Over the years, Hannock heard a lot from Sting about his native North East and the initial idea for a painting came at the time of The Sage Gateshead’s opening.
“Sting’s been telling me stories about the area for 25 years,” he says. “He really loves the area; he was thinking what we could do and he asked me, ‘do you think there’s a picture there’?”
Hannock was given free rein and what began as a small project just kept on growing. He’s visited the region several times, feeling even further connected on finding out an ancestor of his was the artist Alfred Hunt who painted a scene of Tynemouth Pier.
All his experiences are translated into the rich tapestry of this painting, which he thinks is his most sophisticated so far.
“It’s not a painting about Sting’s life: it touches on a couple of things, but it’s very much a diary for me – of what I know and learned about the river.”

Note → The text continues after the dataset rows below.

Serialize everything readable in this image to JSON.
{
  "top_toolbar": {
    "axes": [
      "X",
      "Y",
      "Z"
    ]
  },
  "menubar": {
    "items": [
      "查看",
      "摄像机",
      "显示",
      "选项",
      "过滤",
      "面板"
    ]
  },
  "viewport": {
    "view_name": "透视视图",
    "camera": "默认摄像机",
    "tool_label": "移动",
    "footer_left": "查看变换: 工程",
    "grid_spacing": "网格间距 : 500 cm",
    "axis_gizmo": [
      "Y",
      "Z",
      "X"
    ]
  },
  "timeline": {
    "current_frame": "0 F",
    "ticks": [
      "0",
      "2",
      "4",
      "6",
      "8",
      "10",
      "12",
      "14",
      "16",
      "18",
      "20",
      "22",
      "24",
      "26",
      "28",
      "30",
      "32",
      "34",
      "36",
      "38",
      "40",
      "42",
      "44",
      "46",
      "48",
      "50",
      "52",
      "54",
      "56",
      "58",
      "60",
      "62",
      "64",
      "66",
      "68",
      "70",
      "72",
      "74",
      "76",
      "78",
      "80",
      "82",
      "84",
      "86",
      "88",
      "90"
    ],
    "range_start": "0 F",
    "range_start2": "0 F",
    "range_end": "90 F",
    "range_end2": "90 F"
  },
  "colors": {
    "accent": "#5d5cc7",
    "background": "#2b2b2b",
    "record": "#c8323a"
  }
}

So while references to Sting are in there, so too are the names of three archive staff from the Discovery Museum who found him a plan of the former colliery sites, and Journal sub-editor and ship expert Ken Smith, whose books Hannock referred to when his interest was sparked by Sting’s memories of shipyard construction blocking out light in adjacent streets.
He explains: “Sting told me about growing up, playing football on the streets of Wallsend, and, as the days went by, things would get darker and darker as a ship was being built then one day it would go off to sea and there’d be light again. It’s an amazing image.”
He found out historical facts that Sting didn’t know, and included modern points of reference such as the words ‘King Kevin Lives’ in response to Sting’s upset at football manager Keegan’s departure.
It’s all there, not at first glance perhaps, but the eagle-eyed viewer will spot such gems as the Swing Bridge, which on close-up is revealed to be in three historic sections.
Hannock says his painting echoes the story of many cities, about “industrial cities coming back on the wings of culture” – a comfort, he feels, in view of the current economic climate.
“I’m very proud of it,” he adds.
Northern City Renaissance, Newcastle, England, will be on show to the public from Saturday until February 1.
After that it may go to the Tate Modern in London and Hannock would like it to be shown in the US but says Sting will decide its final home.
Julie Milne, gallery curator, said: “It is fitting that the first public viewing of the painting will take place in the city and we are delighted to welcome Stephen and his work to the Laing.”
The Laing Art Gallery in New Bridge Street, Newcastle, is open from 10am- 5pm from Monday to Saturday and from 2pm- to 5pm on Sundays. Admission is free.